The next passage in my journey is a love affair. I am in love with Montana. For other states I have admiration, respect, recognition, even some affection, but with Montana it is love, and it’s difficult to analyze love when you’re in it. Once, when I raptured in a violet glow given off by the Queen of the World, my father asked me why, and I thought he was crazy not to see. Of course I know now she was a mouse-haired, freckle-nosed, scabby-kneed little girl with a voice like a bat and the loving kindness of a gila monster, but then she lighted up the landscape and me. It seems to me that Montana is a great splash of grandeur. The scale is huge but not overpowering. The land is rich with grass and color, and the mountains are the kind I would create if mountains were ever put on my agenda. Montana seems to me to be what a small boy would think Texas is like from hearing Texans. Here for the first time I heard a definite regional accent unaffected by TV-ese, a slow-paced warm speech. It seemed to me that the frantic bustle of America was not in Montana. Its people did not seem afraid of shadows in a John Birch Society sense. The calm of the mountains and the rolling grasslands had got into the inhabitants. It was hunting season when I drove through the state. The men I talked to seemed to me not moved to a riot of seasonal slaughter but simply to be going out to kill edible meat. Again my attitude may be informed by love, but it seemed to me that the towns were places to live in rather than nervous hives. People had time to pause in their occupations to undertake the passing art of neighborliness.
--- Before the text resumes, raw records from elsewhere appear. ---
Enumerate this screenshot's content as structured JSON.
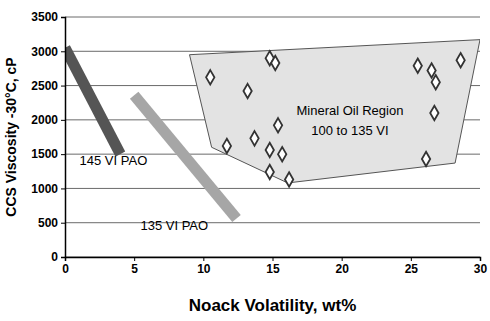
{
  "chart_data": {
    "type": "scatter",
    "x_label": "Noack Volatility, wt%",
    "y_label": "CCS Viscosity -30°C, cP",
    "xlim": [
      0,
      30
    ],
    "xticks": [
      0,
      5,
      10,
      15,
      20,
      25,
      30
    ],
    "ylim": [
      0,
      3500
    ],
    "yticks": [
      0,
      500,
      1000,
      1500,
      2000,
      2500,
      3000,
      3500
    ],
    "grid": "y",
    "series": [
      {
        "type": "area",
        "color": "#e3e3e3",
        "x": [
          9,
          30,
          28.2,
          16.1,
          10.6
        ],
        "values": [
          2950,
          3170,
          1370,
          1080,
          1600
        ]
      },
      {
        "type": "line",
        "color": "#555555",
        "line_style": "solid",
        "x": [
          0,
          4
        ],
        "values": [
          3050,
          1500
        ]
      },
      {
        "type": "line",
        "color": "#a6a6a6",
        "line_style": "solid",
        "x": [
          5,
          12.4
        ],
        "values": [
          2360,
          560
        ]
      },
      {
        "type": "scatter",
        "color": "#333333",
        "marker": "diamond",
        "x": [
          10.5,
          13.2,
          11.7,
          13.7,
          14.8,
          15.2,
          15.4,
          14.8,
          15.7,
          14.8,
          16.2,
          25.5,
          26.5,
          26.8,
          26.1,
          26.7,
          28.6
        ],
        "values": [
          2620,
          2420,
          1620,
          1730,
          2900,
          2830,
          1920,
          1560,
          1500,
          1240,
          1130,
          2790,
          2720,
          2550,
          1430,
          2100,
          2870
        ]
      }
    ],
    "annotations": [
      {
        "text": "145 VI PAO",
        "x": 3.5,
        "y": 1340
      },
      {
        "text": "135 VI PAO",
        "x": 7.9,
        "y": 395
      },
      {
        "text": "Mineral Oil Region",
        "x": 20.6,
        "y": 2070
      },
      {
        "text": "100 to 135 VI",
        "x": 20.6,
        "y": 1780
      }
    ]
  }
}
I found I did not rush through the towns to get them over with. I even found things I had to buy to make myself linger. In Billings I bought a hat, in Livingston a jacket, in Butte a rifle I didn’t particularly need, a Remington bolt-action .22, secondhand but in beautiful condition. Then I found a telescope sight I had to have, and waited while it was mounted on the rifle, and in the process got to know everyone in the shop and any customers who entered. With the gun in a vise and the bolt out, we zeroed the new sight on a chimney three blocks away, and later when I got to shooting the little gun I found no reason to change it. I spent a good part of a morning at this, mostly because I wanted to stay. But I see that, as usual, love is inarticulate. Montana has a spell on me. It is grandeur and warmth. If Montana had a seacoast, or if I could live away from the sea, I would instantly move there and petition for admission. Of all the states it is my favorite and my love.
At Custer we made a side trip south to pay our respects to General Custer and Sitting Bull on the battlefield of Little Big Horn. I don’t suppose there is an American who doesn’t carry Remington’s painting of the last defense of the center column of the 7th Cavalry in his head. I removed my hat in memory of brave men, and Charley saluted in his own manner but I thought with great respect.
The whole of eastern Montana and the western Dakotas is memory-marked as Injun country, and the memories are not very old either. Some years ago my neighbor was Charles Erskine Scott Wood, who wrote Heavenly Discourse. He was a very old man when I knew him, but as a young lieutenant just out of military academy he had been assigned to General Miles and he served in the Chief Joseph campaign. His memory of it was very clear and very sad. He said it was one of the most gallant retreats in all history. Chief Joseph and the Nez Percés with squaws and children, dogs, and all their possessions, retreated under heavy fire for over a thousand miles, trying to escape to Canada. Wood said they fought every step of the way against odds until finally they were surrounded by the cavalry under General Miles and the large part of them wiped out. It was the saddest duty he had ever performed, Wood said, and he had never lost his respect for the fighting qualities of the Nez Percés. “If they hadn’t had their families with them we could never have caught them,” he said. “And if we had been evenly matched in men and weapons, we couldn’t have beaten them. They were men,” he said, “Real men.”